Awww..! Such a sweet little bear cub of a puppy dog you have there 

Also, I couldn't help notice how SHINY your female's coat is- very nice. 

How are the two taking to each other?


----------



## ciaBrysh (Dec 16, 2011)

Oh no not the puppy fever again!!! He's so adorable!


----------



## DaneMama (Jun 27, 2008)

So cute!!! Congratulations on the new addition!!! Love the name too....


----------



## Khan (Jan 17, 2010)

So dang cute!! They do look like little bear cubs!


----------



## AngelBullys (Jan 1, 2012)

Way to cute, Im jealous. I always wanted a rotty , but everyone I have lived with has been so against it lol, mom when i lived at home and now the boyfriend  . One day hopefully, they are gorgeous.


----------



## stajbs (Jun 5, 2010)

D'awwwww, so darned cute!! Congrats on the new furbaby!! Enjoy!!


----------



## magicre (Apr 7, 2010)

oh my. beautiful...adorable.....precious...


----------



## lucky (Jan 8, 2011)

he is beautiful


----------



## eternalstudent (Jul 22, 2010)

Thanks for all the comments. He is simply an adorable ball of fluff at the moment, and spends his time bumbling around . He has got the hang of the bones in the chicken so is on track to be a great little chewer.

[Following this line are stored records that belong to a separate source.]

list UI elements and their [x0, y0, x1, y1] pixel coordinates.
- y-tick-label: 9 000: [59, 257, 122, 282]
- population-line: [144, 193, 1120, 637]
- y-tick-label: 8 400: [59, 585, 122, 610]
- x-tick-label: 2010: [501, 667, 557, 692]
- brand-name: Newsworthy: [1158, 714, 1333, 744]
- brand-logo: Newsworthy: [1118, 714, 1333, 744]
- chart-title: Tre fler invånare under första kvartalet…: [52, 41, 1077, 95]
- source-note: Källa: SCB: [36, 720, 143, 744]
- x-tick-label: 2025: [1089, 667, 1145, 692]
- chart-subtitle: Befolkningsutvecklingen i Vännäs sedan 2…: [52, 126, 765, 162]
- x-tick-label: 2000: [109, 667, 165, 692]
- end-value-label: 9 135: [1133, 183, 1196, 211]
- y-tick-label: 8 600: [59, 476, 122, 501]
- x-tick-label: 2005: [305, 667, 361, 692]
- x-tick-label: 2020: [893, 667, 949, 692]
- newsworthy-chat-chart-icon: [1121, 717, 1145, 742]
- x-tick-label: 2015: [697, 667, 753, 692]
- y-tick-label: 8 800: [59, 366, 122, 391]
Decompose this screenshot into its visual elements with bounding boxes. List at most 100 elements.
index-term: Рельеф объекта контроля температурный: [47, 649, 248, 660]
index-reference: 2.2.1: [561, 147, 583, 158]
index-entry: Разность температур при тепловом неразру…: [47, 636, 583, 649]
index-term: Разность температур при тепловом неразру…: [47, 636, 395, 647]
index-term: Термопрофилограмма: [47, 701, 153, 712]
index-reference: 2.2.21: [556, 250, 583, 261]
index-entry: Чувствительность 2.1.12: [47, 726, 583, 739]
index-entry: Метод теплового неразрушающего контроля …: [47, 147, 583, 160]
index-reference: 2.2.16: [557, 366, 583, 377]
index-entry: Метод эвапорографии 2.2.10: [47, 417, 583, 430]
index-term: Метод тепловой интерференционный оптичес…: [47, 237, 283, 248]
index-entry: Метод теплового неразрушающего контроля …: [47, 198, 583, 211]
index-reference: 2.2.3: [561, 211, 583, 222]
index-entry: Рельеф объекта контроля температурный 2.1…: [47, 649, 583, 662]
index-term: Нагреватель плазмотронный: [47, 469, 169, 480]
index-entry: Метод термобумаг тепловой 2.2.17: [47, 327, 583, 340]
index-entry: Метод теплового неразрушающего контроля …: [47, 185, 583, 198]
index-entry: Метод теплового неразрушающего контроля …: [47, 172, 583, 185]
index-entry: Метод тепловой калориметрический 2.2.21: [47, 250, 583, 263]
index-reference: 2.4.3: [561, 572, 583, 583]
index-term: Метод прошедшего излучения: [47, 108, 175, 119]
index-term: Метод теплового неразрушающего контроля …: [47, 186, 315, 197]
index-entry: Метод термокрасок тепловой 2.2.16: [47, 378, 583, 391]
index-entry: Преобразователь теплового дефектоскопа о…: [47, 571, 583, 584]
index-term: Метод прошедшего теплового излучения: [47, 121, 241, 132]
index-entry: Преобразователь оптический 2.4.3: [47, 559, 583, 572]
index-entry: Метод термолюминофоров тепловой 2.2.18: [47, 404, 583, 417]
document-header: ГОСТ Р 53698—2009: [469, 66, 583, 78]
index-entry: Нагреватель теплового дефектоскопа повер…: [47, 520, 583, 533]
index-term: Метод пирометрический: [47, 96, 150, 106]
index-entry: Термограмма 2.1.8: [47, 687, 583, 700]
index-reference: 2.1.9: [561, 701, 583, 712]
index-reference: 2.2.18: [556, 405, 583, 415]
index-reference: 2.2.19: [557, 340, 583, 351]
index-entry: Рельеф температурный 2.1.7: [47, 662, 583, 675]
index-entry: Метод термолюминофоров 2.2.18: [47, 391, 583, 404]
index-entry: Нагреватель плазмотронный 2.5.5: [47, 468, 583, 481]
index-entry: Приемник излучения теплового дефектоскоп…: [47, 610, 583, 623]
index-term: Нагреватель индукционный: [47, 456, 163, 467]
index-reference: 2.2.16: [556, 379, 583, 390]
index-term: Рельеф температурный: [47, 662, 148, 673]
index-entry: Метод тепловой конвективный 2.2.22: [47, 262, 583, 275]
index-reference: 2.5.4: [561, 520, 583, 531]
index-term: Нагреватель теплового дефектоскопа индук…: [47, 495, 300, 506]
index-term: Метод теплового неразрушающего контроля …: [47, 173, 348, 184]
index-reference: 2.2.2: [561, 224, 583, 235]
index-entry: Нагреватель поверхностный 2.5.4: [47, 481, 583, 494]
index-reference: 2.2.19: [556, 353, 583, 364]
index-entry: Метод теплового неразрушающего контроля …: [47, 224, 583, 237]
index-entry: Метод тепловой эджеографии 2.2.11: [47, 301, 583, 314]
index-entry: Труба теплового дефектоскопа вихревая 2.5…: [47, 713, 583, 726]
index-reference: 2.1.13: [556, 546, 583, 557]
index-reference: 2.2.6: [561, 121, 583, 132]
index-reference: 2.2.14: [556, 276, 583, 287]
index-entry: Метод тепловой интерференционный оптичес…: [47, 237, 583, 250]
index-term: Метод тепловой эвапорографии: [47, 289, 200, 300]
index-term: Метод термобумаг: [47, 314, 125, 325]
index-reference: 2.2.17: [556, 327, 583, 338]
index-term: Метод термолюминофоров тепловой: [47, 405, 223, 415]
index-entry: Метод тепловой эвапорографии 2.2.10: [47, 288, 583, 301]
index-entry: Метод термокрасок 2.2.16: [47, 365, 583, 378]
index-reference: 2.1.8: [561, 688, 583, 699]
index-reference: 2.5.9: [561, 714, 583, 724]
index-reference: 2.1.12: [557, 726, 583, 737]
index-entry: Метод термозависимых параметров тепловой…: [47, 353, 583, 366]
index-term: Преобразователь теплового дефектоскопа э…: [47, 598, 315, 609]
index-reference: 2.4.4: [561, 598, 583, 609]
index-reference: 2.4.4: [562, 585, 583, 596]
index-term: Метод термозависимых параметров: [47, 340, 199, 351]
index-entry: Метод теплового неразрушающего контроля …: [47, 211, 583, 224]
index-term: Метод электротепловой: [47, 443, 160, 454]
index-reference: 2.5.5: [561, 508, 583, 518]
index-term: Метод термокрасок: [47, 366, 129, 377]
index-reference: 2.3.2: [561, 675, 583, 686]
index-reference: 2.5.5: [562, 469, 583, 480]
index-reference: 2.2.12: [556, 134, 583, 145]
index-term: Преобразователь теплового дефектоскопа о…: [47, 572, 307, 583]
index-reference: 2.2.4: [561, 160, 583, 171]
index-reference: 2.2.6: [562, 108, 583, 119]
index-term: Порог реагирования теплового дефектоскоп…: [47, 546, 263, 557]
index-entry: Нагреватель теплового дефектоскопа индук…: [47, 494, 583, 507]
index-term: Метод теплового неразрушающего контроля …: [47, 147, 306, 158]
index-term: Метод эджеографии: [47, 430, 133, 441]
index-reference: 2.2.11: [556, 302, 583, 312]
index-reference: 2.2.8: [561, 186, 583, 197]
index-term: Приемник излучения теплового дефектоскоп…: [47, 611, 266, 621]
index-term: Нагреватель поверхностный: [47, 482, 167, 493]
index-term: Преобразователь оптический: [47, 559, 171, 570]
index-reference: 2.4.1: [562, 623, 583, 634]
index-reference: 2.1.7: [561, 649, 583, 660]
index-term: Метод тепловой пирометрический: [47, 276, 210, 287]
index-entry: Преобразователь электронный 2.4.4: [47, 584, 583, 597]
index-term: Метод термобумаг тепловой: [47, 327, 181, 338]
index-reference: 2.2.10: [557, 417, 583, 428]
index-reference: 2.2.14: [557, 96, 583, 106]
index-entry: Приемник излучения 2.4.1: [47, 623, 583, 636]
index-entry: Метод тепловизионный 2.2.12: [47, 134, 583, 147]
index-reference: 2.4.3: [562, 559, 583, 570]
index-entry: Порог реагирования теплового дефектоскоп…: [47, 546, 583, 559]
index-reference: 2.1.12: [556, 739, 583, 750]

As for my older pup getting on with him: she is a little bit stand-off ish. I think she simply does not quite understand what is going on as they don't seem to be speaking the same language. I think as he gets older they will work each other out.

We are off tomorrow to watch the traffic and see some of the other sites so will try and get a couple of good pics


----------



## Janet At Nutro (Mar 11, 2011)

Congratulations on your new fur kid Dylan!
He is adorable!


----------



## HappyPuppy (Sep 26, 2011)

WTF!?! this was supposed to be the 'best friend' thread.... movin' on...........


----------



## AveryandAudrey (Sep 20, 2010)

SOOOOOOOOOOOO Cute  Congrats


----------



## wolfsnaps88 (Jan 2, 2012)

What a cutie patootie. Rottie pups are so adorable. I love their blocky heads. I almost got one. It was between a rottweiler and a mastiff. Maybe I will get a rottie in the future. More pics! Glad raw is working so well.


----------